Aim: The hepatitis C virus (HCV) strain JFH-1 was cloned from a patient with fulminant hepatitis. A JFH-1 subgenomic replicon and full-length JFH-1 RNA efficiently replicate in cultured cells. In this study, an infectious, selectable HCV replicon containing full-length JFH-1 cDNA was constructed.
Methods: The full-genome replicon was constructed using the neomycin-resistant gene, EMCV IRES and wild-type JFH-1 cDNA. Huh7 cells were transfected with RNA synthesized in vitro, and then cultured with G418. Independent colonies were cloned to establish cell lines that replicate the full-length HCV replicon.

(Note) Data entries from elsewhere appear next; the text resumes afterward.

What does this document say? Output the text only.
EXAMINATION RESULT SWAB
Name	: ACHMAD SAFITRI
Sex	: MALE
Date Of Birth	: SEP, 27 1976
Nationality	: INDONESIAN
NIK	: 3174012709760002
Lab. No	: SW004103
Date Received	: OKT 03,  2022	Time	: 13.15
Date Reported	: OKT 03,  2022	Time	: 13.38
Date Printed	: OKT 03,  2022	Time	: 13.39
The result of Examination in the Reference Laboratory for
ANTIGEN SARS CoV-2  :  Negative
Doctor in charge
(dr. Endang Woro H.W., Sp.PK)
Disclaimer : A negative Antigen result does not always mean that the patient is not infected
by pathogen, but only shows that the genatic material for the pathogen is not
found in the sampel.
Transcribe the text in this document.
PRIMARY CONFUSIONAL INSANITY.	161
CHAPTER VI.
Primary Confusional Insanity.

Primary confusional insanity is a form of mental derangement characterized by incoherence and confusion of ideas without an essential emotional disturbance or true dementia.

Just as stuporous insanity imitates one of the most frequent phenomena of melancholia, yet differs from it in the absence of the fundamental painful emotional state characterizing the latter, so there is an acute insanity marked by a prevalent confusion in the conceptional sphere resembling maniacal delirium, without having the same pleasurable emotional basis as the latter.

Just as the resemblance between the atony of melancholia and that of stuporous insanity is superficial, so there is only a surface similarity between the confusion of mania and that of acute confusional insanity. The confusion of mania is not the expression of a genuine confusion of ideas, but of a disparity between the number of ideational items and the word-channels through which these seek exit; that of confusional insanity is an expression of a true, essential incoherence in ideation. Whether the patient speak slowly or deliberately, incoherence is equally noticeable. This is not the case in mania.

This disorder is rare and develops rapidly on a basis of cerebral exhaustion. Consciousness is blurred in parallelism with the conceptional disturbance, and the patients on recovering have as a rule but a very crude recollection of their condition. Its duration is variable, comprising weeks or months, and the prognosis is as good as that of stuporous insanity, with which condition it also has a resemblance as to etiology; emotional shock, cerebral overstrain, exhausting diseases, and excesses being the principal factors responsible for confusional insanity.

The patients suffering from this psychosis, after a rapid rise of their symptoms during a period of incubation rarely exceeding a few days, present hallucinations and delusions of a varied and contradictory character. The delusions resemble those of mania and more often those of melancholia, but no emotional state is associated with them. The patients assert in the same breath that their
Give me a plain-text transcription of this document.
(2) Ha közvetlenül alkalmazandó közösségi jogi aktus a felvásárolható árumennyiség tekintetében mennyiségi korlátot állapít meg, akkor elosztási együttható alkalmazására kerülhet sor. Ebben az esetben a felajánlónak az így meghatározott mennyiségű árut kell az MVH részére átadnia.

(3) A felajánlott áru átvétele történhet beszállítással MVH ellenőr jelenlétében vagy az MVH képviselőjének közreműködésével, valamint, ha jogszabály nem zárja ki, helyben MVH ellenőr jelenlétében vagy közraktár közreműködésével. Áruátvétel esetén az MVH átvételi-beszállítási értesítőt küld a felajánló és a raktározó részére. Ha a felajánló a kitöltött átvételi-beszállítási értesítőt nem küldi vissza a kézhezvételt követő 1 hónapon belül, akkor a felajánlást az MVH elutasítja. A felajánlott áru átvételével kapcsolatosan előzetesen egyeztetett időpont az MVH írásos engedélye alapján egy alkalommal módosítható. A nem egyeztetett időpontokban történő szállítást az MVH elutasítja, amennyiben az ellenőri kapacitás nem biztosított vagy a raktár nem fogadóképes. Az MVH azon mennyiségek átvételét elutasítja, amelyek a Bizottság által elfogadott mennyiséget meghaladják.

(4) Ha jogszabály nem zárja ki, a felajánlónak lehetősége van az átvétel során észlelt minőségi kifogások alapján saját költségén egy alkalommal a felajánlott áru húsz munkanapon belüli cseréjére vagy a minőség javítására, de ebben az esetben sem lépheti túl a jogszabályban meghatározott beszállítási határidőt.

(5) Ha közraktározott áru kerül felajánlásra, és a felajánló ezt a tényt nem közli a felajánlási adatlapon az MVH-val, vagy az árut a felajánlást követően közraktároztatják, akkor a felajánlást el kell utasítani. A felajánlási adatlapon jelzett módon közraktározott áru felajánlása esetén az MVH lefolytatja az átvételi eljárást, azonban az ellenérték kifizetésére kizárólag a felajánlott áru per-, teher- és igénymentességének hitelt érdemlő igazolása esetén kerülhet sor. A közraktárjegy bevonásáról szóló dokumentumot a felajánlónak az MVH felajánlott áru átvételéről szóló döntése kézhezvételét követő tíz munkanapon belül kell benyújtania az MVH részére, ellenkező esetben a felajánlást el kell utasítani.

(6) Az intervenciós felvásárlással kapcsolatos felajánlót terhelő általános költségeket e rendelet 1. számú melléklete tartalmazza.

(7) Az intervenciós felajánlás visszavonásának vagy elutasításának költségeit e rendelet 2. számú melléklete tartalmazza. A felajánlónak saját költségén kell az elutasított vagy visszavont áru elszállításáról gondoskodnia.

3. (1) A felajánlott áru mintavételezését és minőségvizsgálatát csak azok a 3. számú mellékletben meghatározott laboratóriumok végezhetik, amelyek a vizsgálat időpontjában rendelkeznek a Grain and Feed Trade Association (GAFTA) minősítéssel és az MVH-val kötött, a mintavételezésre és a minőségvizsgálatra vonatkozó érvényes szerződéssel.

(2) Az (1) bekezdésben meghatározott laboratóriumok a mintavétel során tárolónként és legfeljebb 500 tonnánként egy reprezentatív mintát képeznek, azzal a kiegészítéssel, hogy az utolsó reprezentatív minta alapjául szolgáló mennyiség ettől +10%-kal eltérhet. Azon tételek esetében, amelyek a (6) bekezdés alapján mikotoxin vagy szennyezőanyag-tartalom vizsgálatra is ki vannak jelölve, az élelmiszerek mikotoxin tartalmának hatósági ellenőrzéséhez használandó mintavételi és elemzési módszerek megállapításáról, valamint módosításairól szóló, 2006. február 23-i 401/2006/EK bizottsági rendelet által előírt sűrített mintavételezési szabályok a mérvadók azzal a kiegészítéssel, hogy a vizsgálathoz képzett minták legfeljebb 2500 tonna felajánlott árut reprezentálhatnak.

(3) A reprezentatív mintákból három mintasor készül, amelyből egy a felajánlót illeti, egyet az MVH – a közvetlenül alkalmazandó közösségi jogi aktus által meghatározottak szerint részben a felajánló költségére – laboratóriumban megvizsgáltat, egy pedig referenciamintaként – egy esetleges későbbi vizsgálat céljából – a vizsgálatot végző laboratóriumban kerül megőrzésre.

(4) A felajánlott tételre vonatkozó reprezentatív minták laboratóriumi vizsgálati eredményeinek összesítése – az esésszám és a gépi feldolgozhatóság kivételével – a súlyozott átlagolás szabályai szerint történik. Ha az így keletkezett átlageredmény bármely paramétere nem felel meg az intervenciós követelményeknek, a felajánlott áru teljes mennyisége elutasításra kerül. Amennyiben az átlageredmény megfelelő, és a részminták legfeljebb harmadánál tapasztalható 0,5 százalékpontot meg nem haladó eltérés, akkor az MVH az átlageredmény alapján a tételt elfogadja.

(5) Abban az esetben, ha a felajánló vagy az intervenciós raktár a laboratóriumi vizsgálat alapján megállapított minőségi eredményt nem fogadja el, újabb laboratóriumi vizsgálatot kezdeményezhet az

Results: HCV RNA replication was detected in each isolated cell line. HCV proteins and HCV RNA were secreted into culture medium, and exhibited identical density profiles. Interestingly, culture supernatants of the replicon cells were infectious for naïve Huh7 cells. Long-term culture did not affect replication of replicon RNA in the replicon cells, but it reduced core protein secretion and infectivity of culture supernatant. Culture supernatant obtained after serial passage of replicon virus was infectious for Huh7 cells.
Conclusions: Selectable infection was established using HCV replicon containing full-length genotype 2a JFH-1 cDNA. This system might be useful for HCV research.